Dieu terrasse l’Homme ; l’Homme déboulonne Dieu ; et alors que le mal étend son empire, les mères continuent de faire leurs conserves de fraises.

le lendemain matin, le maton m’apporta le journal dans ma cellule :
« LES BLEUS EMPORTENT LA COUPE, À LA QUATORZIÈME PÉRIODE, PAR 12 À 11. »

ma cellule était située au huitième étage de la prison. je m’approchai de la fenêtre. après l’avoir roulé en boule, je fis glisser le journal entre les barreaux, puis le poussai et le regardai tomber dans le vide, il se déploya, il paraissait avoir des ailes, disons, pour être tout à fait objectif, qu’il flottait dans les airs comme n’importe quelle feuille de papier l’aurait fait en se dépliant, il voletait vers la mer, vers ces vagues blanches et bleues qu’on apercevait au lointain et que je ne pouvais toucher. contre l’Homme, Dieu gagnera éternellement, quelque apparence qu’il prenne – une saloperie de mitraillette, un tableau de Klee, ou bien encore, comme hier soir, une paire de jambes de nylon tressée autour du cou d’un malheureux illuminé.
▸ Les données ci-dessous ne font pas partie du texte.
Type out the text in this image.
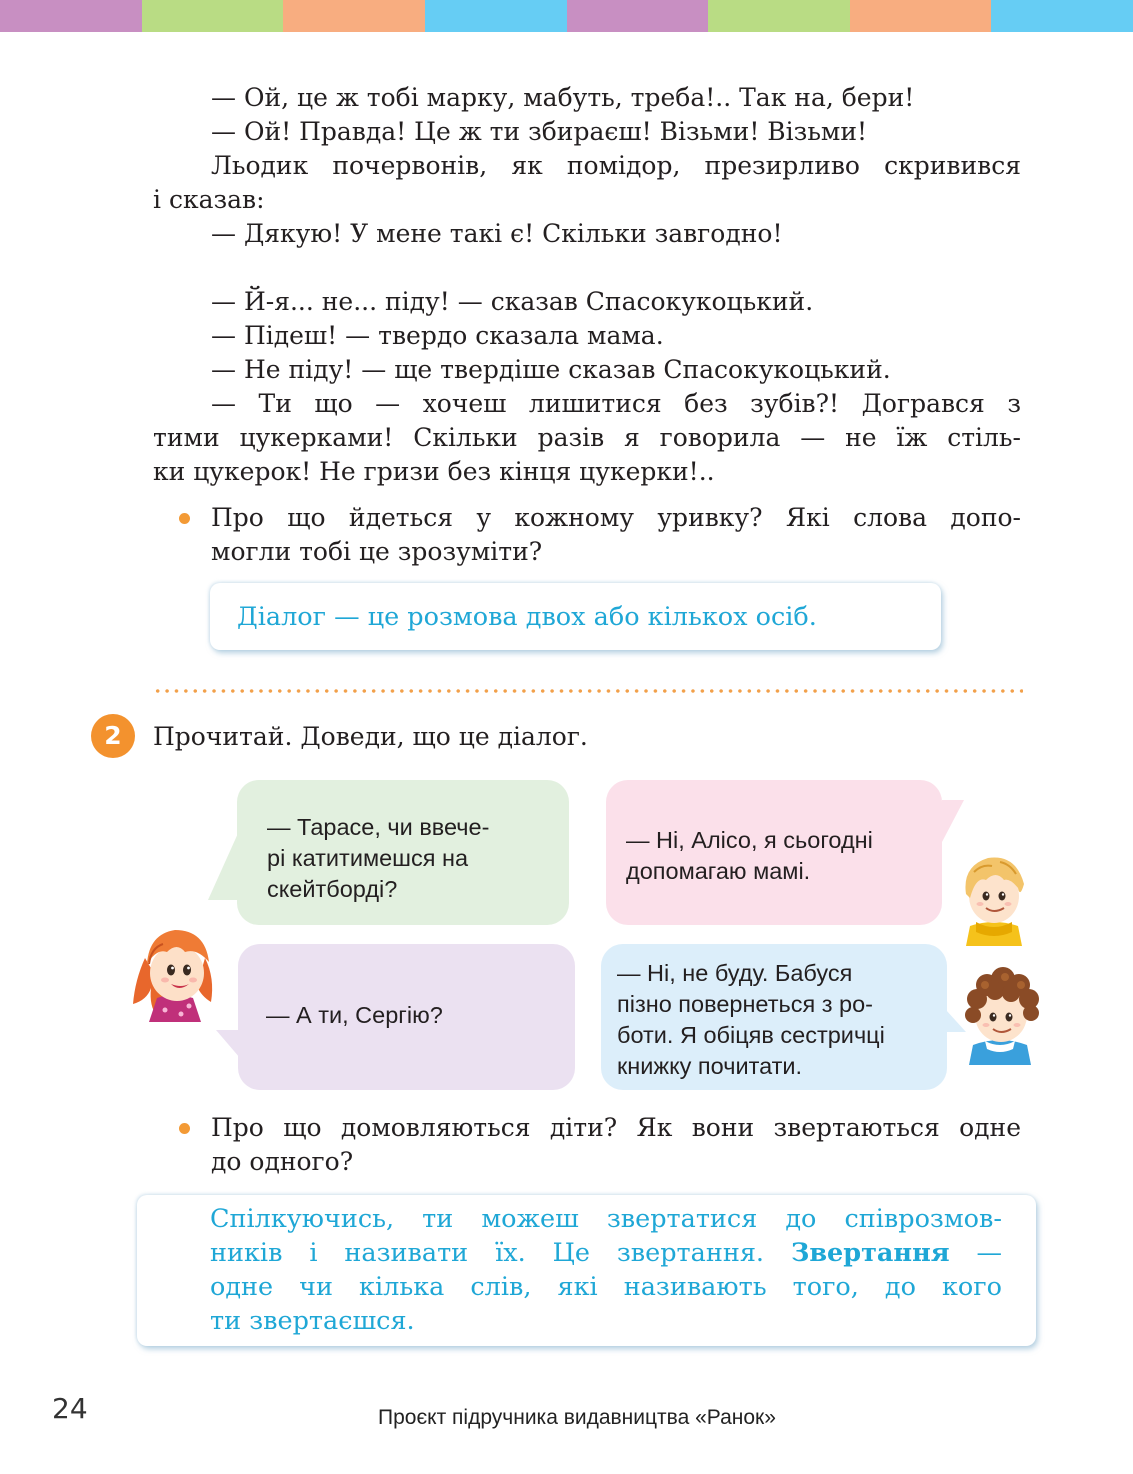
— Ой, це ж тобі марку, мабуть, треба!.. Так на, бери!
— Ой! Правда! Це ж ти збираєш! Візьми! Візьми!
Льодик почервонів, як помідор, презирливо скривився
і сказав:
— Дякую! У мене такі є! Скільки завгодно!
— Й-я... не... піду! — сказав Спасокукоцький.
— Підеш! — твердо сказала мама.
— Не піду! — ще твердіше сказав Спасокукоцький.
— Ти що — хочеш лишитися без зубів?! Догрався з
тими цукерками! Скільки разів я говорила — не їж стіль-
ки цукерок! Не гризи без кінця цукерки!..
Про що йдеться у кожному уривку? Які слова допо-
могли тобі це зрозуміти?
Діалог — це розмова двох або кількох осіб.
2	Прочитай. Доведи, що це діалог.
— Тарасе, чи ввече-
рі катитимешся на
скейтборді?
— Ні, Алісо, я сьогодні
допомагаю мамі.
— А ти, Сергію?
— Ні, не буду. Бабуся
пізно повернеться з ро-
боти. Я обіцяв сестричці
книжку почитати.
Про що домовляються діти? Як вони звертаються одне
до одного?
Спілкуючись, ти можеш звертатися до співрозмов-
ників і називати їх. Це звертання. Звертання —
одне чи кілька слів, які називають того, до кого
ти звертаєшся.
24	Проєкт підручника видавництва «Ранок»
Bugsy Malone me devait 250 000 dollars qu’il ne me paierait jamais. J.C. avec des ailes, J.C. sans ses ailes, J.C. sur une croix, reste que je n’étais pas encore mort, je retraversai ma cellule, m’assis sur le seau hygiénique et commençai de chier, moi l’ex-manager de ligue nationale, moi l’ex-être humain. un vent léger se faufila à travers les barreaux, aussi léger que ma façon d’en finir.